Pupils play at the end of their lessons next to the director of the school, Untung (R), at their school in Krinjing, one of the most dangerous villages located on the north side of Mount Merapi volcano. Photo courtesy of Olivier Laban-Mattei and AFP.
by Bhimanto Suwastoyo
Mount Merapi (AFP) Jun 14, 2006
Indonesia Tuesday downgraded its top alert on Mount Merapi volcano as scientists said they no longer believe an eruption is imminent. Merapi - whose name means "Mountain of Fire" - was put on red alert on May 13 and its activity has fluctuated since then. It has declined substantially since Friday when part of a lava dome forming at its peak collapsed.

"The activity status of Merapi is downgraded from 'beware' to 'standby' as of June 13, 2006, at 11:00 am," said Yousana Siagian, head of the vulcanology office in West Java's Bandung, in a statement.

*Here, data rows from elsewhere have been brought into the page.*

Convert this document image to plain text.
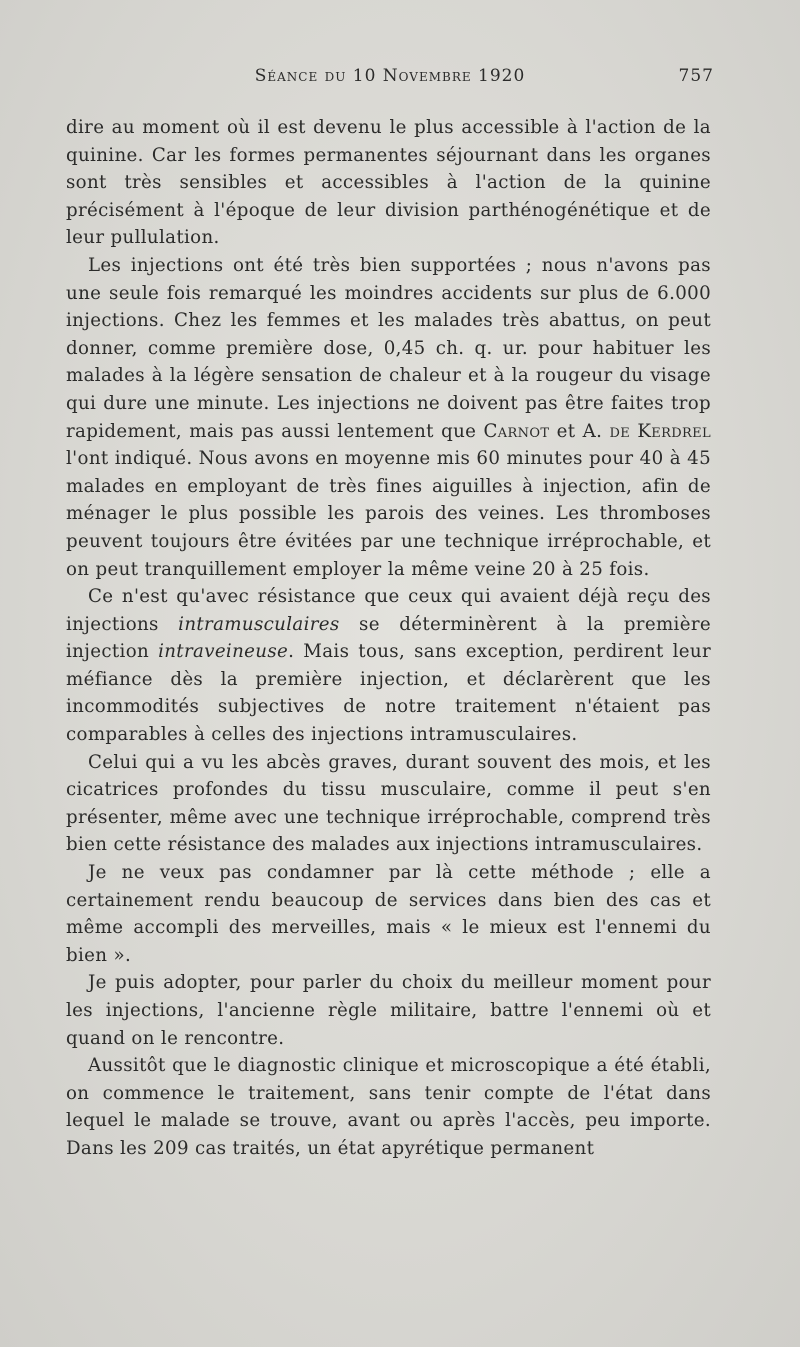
Séance du 10 Novembre 1920	757

dire au moment où il est devenu le plus accessible à l'action de la quinine. Car les formes permanentes séjournant dans les organes sont très sensibles et accessibles à l'action de la quinine précisément à l'époque de leur division parthénogénétique et de leur pullulation.

Les injections ont été très bien supportées ; nous n'avons pas une seule fois remarqué les moindres accidents sur plus de 6.000 injections. Chez les femmes et les malades très abattus, on peut donner, comme première dose, 0,45 ch. q. ur. pour habituer les malades à la légère sensation de chaleur et à la rougeur du visage qui dure une minute. Les injections ne doivent pas être faites trop rapidement, mais pas aussi lentement que Carnot et A. de Kerdrel l'ont indiqué. Nous avons en moyenne mis 60 minutes pour 40 à 45 malades en employant de très fines aiguilles à injection, afin de ménager le plus possible les parois des veines. Les thromboses peuvent toujours être évitées par une technique irréprochable, et on peut tranquillement employer la même veine 20 à 25 fois.

Ce n'est qu'avec résistance que ceux qui avaient déjà reçu des injections intramusculaires se déterminèrent à la première injection intraveineuse. Mais tous, sans exception, perdirent leur méfiance dès la première injection, et déclarèrent que les incommodités subjectives de notre traitement n'étaient pas comparables à celles des injections intramusculaires.

Celui qui a vu les abcès graves, durant souvent des mois, et les cicatrices profondes du tissu musculaire, comme il peut s'en présenter, même avec une technique irréprochable, comprend très bien cette résistance des malades aux injections intramusculaires.

Je ne veux pas condamner par là cette méthode ; elle a certainement rendu beaucoup de services dans bien des cas et même accompli des merveilles, mais « le mieux est l'ennemi du bien ».

Je puis adopter, pour parler du choix du meilleur moment pour les injections, l'ancienne règle militaire, battre l'ennemi où et quand on le rencontre.

Aussitôt que le diagnostic clinique et microscopique a été établi, on commence le traitement, sans tenir compte de l'état dans lequel le malade se trouve, avant ou après l'accès, peu importe. Dans les 209 cas traités, un état apyrétique permanent
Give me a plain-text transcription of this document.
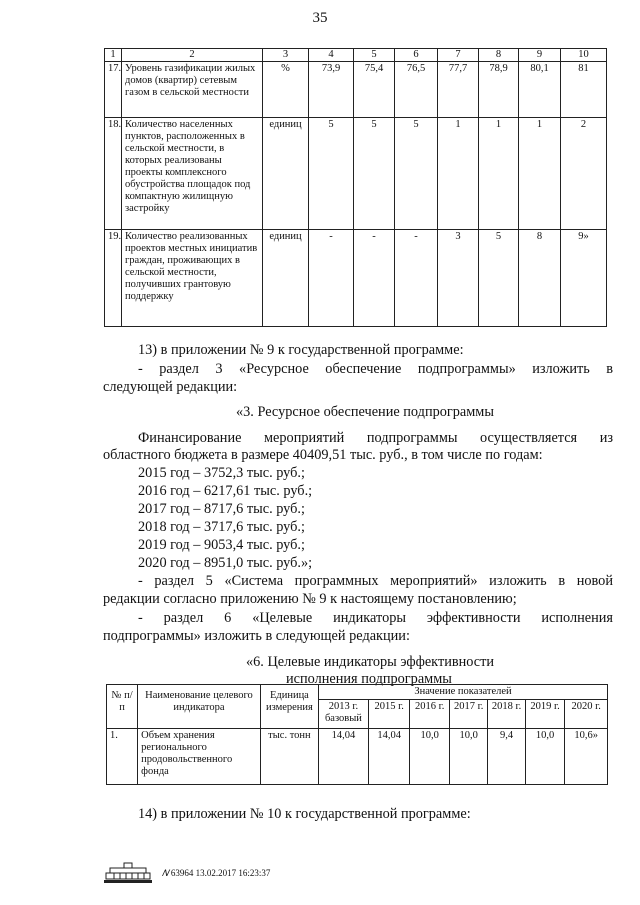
35
1	2	3	4	5	6	7	8	9	10
17.	Уровень газификации жилых домов (квартир) сетевым газом в сельской местности	%	73,9	75,4	76,5	77,7	78,9	80,1	81
18.	Количество населенных пунктов, расположенных в сельской местности, в которых реализованы проекты комплексного обустройства площадок под компактную жилищную застройку	единиц	5	5	5	1	1	1	2
19.	Количество реализованных проектов местных инициатив граждан, проживающих в сельской местности, получивших грантовую поддержку	единиц	-	-	-	3	5	8	9»

13) в приложении № 9 к государственной программе:

- раздел 3 «Ресурсное обеспечение подпрограммы» изложить в

следующей редакции:

«3. Ресурсное обеспечение подпрограммы

Финансирование мероприятий подпрограммы осуществляется из

областного бюджета в размере 40409,51 тыс. руб., в том числе по годам:

2015 год – 3752,3 тыс. руб.;

2016 год – 6217,61 тыс. руб.;

2017 год – 8717,6 тыс. руб.;

2018 год – 3717,6 тыс. руб.;

2019 год – 9053,4 тыс. руб.;

2020 год – 8951,0 тыс. руб.»;

- раздел 5 «Система программных мероприятий» изложить в новой

редакции согласно приложению № 9 к настоящему постановлению;

- раздел 6 «Целевые индикаторы эффективности исполнения

подпрограммы» изложить в следующей редакции:

«6. Целевые индикаторы эффективности

исполнения подпрограммы

№ п/п	Наименование целевого индикатора	Единица измерения	Значение показателей						
			2013 г. базовый	2015 г.	2016 г.	2017 г.	2018 г.	2019 г.	2020 г.
1.	Объем хранения регионального продовольственного фонда	тыс. тонн	14,04	14,04	10,0	10,0	9,4	10,0	10,6»

14) в приложении № 10 к государственной программе:

𝑁 63964 13.02.2017 16:23:37
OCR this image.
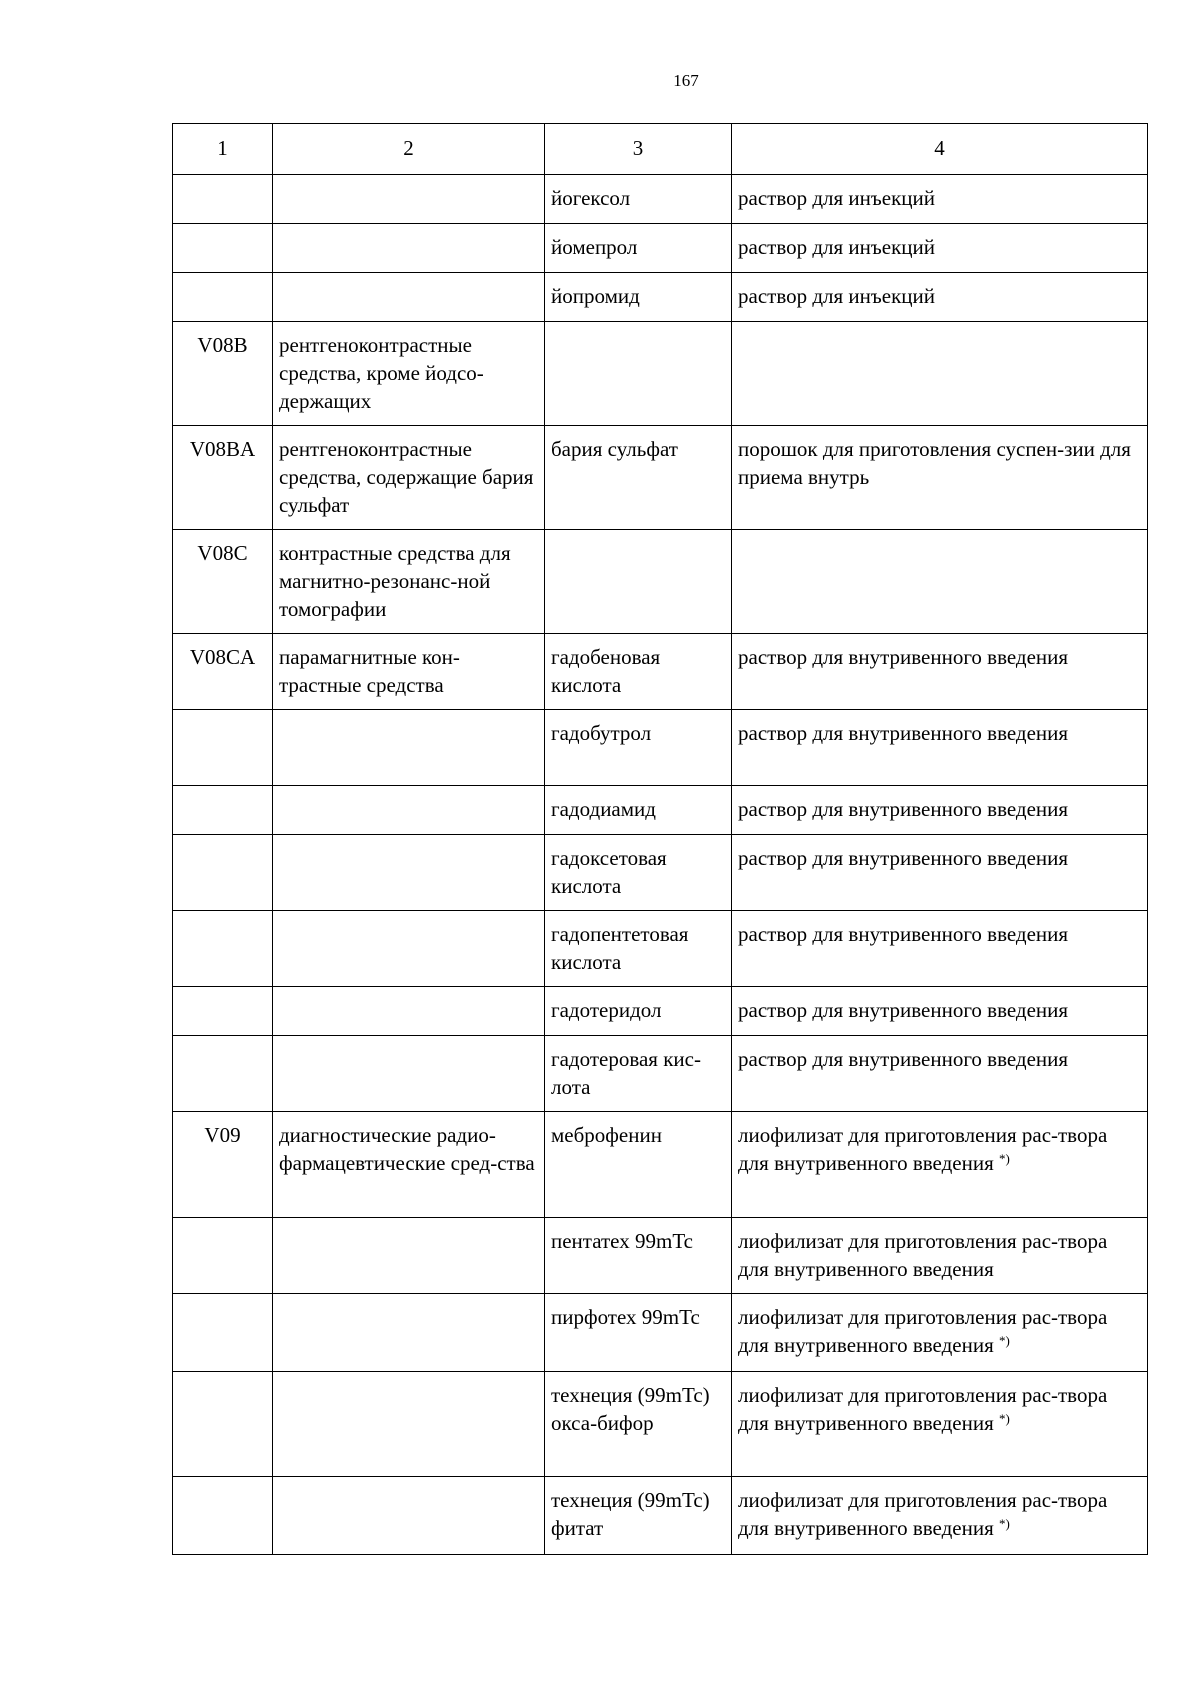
167
1	2	3	4
		йогексол	раствор для инъекций
		йомепрол	раствор для инъекций
		йопромид	раствор для инъекций
V08B	рентгеноконтрастные средства, кроме йодсо-держащих		
V08BA	рентгеноконтрастные средства, содержащие бария сульфат	бария сульфат	порошок для приготовления суспен-зии для приема внутрь
V08C	контрастные средства для магнитно-резонанс-ной томографии		
V08CA	парамагнитные кон-трастные средства	гадобеновая кислота	раствор для внутривенного введения
		гадобутрол	раствор для внутривенного введения
		гадодиамид	раствор для внутривенного введения
		гадоксетовая кислота	раствор для внутривенного введения
		гадопентетовая кислота	раствор для внутривенного введения
		гадотеридол	раствор для внутривенного введения
		гадотеровая кис-лота	раствор для внутривенного введения
V09	диагностические радио-фармацевтические сред-ства	меброфенин	лиофилизат для приготовления рас-твора для внутривенного введения *)
		пентатех 99mTc	лиофилизат для приготовления рас-твора для внутривенного введения
		пирфотех 99mTc	лиофилизат для приготовления рас-твора для внутривенного введения *)
		технеция (99mTc) окса-бифор	лиофилизат для приготовления рас-твора для внутривенного введения *)
		технеция (99mTc) фитат	лиофилизат для приготовления рас-твора для внутривенного введения *)
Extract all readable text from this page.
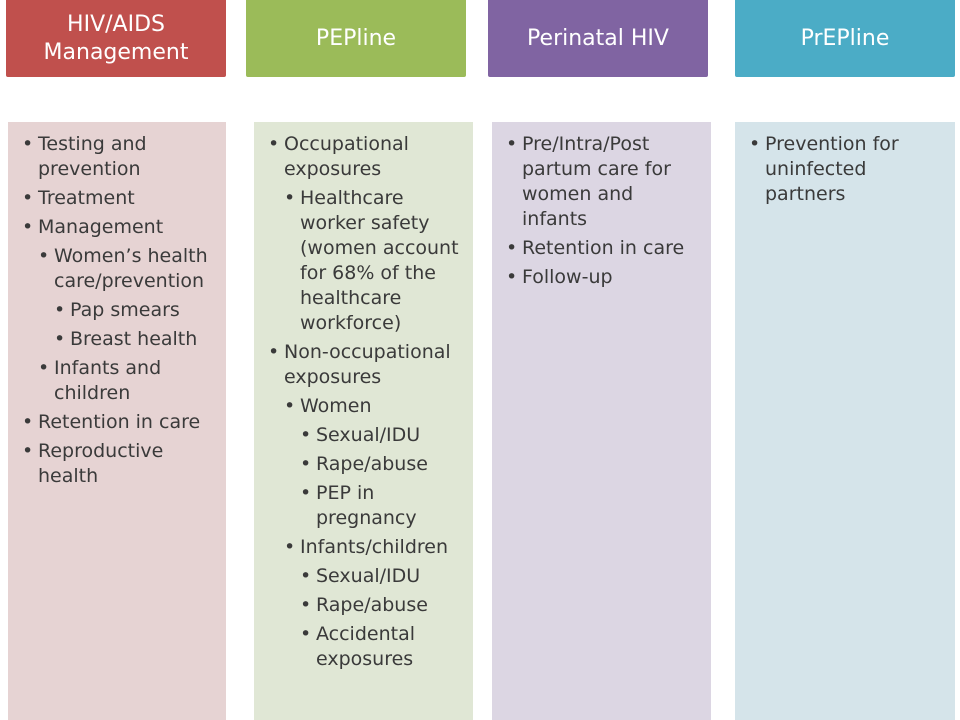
HIV/AIDS Management
PEPline	Perinatal HIV	PrEPline
• Testing and prevention
• Treatment
• Management
• Women’s health care/prevention
• Pap smears
• Breast health
• Infants and children
• Retention in care
• Reproductive health
• Occupational exposures
• Healthcare worker safety (women account for 68% of the healthcare workforce)
• Non-occupational exposures
• Women
• Sexual/IDU
• Rape/abuse
• PEP in pregnancy
• Infants/children
• Sexual/IDU
• Rape/abuse
• Accidental exposures
• Pre/Intra/Post partum care for women and infants
• Retention in care
• Follow-up
• Prevention for uninfected partners
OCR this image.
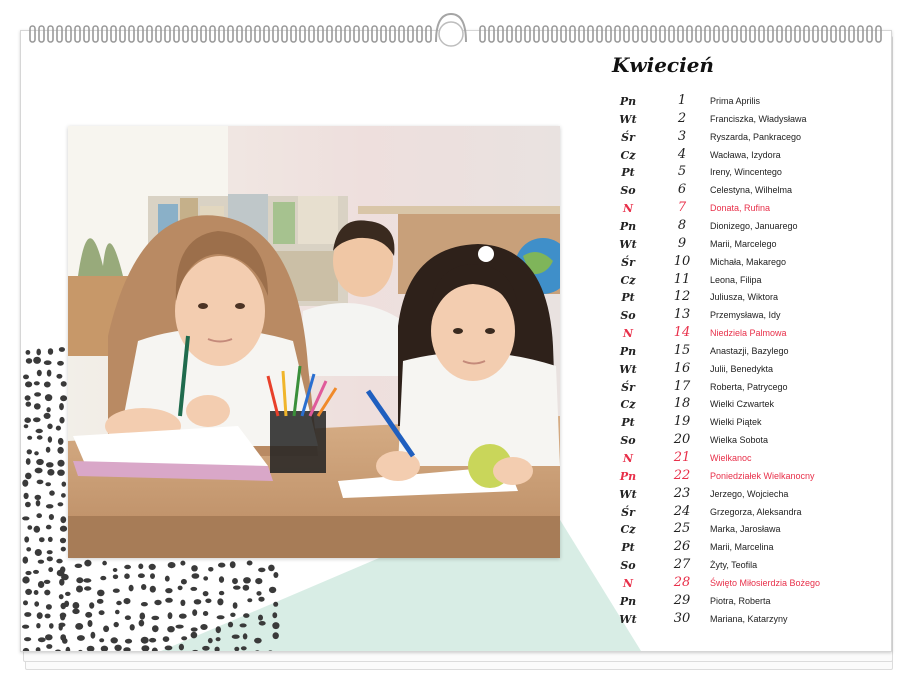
Kwiecień
Pn	1	Prima Aprilis
Wt	2	Franciszka, Władysława
Śr	3	Ryszarda, Pankracego
Cz	4	Wacława, Izydora
Pt	5	Ireny, Wincentego
So	6	Celestyna, Wilhelma
N	7	Donata, Rufina
Pn	8	Dionizego, Januarego
Wt	9	Marii, Marcelego
Śr	10	Michała, Makarego
Cz	11	Leona, Filipa
Pt	12	Juliusza, Wiktora
So	13	Przemysława, Idy
N	14	Niedziela Palmowa
Pn	15	Anastazji, Bazylego
Wt	16	Julii, Benedykta
Śr	17	Roberta, Patrycego
Cz	18	Wielki Czwartek
Pt	19	Wielki Piątek
So	20	Wielka Sobota
N	21	Wielkanoc
Pn	22	Poniedziałek Wielkanocny
Wt	23	Jerzego, Wojciecha
Śr	24	Grzegorza, Aleksandra
Cz	25	Marka, Jarosława
Pt	26	Marii, Marcelina
So	27	Żyty, Teofila
N	28	Święto Miłosierdzia Bożego
Pn	29	Piotra, Roberta
Wt	30	Mariana, Katarzyny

"With a depression in the lava dome... the risk has become small that a large-scale cloud will be emitted," the office said, referring to the searing clouds that are typical of a Merapi eruption.

Those clouds which have been emitted from Merapi's peak as well as its blazing lava flows had decreased in number and in the distance they travel since the volcano's last major belching of clouds Friday, the office said.

In the first six hours of Tuesday the volcano released only one observable cloud that reached 1.5 kilometers (less than one mile), plus 60 lava torrents. The longest of these travelled three kilometres.

On Friday the clouds, which burn everything in their path, reached five kilometers (three miles) down the slope of the volcano, the farthest distance reached during the heightened alert. They did not reach inhabited areas.

The partial collapse of the dome caused Merapi to lose around one third of the lava and volcanic material accumulated at its peak and has made the structure more stable, scientists have said.

The vulcanology office recommended that the districts surrounding Merapi send home some 15,000 people evacuated from the danger zone and still sheltering in makeshift camps as of early Tuesday.

But Officials at disaster management centers in the districts told AFP late Tuesday that they had either not yet received official notification of the downgrading or had not yet acted on it.

"We have heard it, but so far we have received no official notification," said Suharto from the disaster management center in Magelang, a town west of Merapi where the vast majority of evacuees are staying.

Merapi's deadliest eruption occurred in 1930 when more than 1,300 people were killed.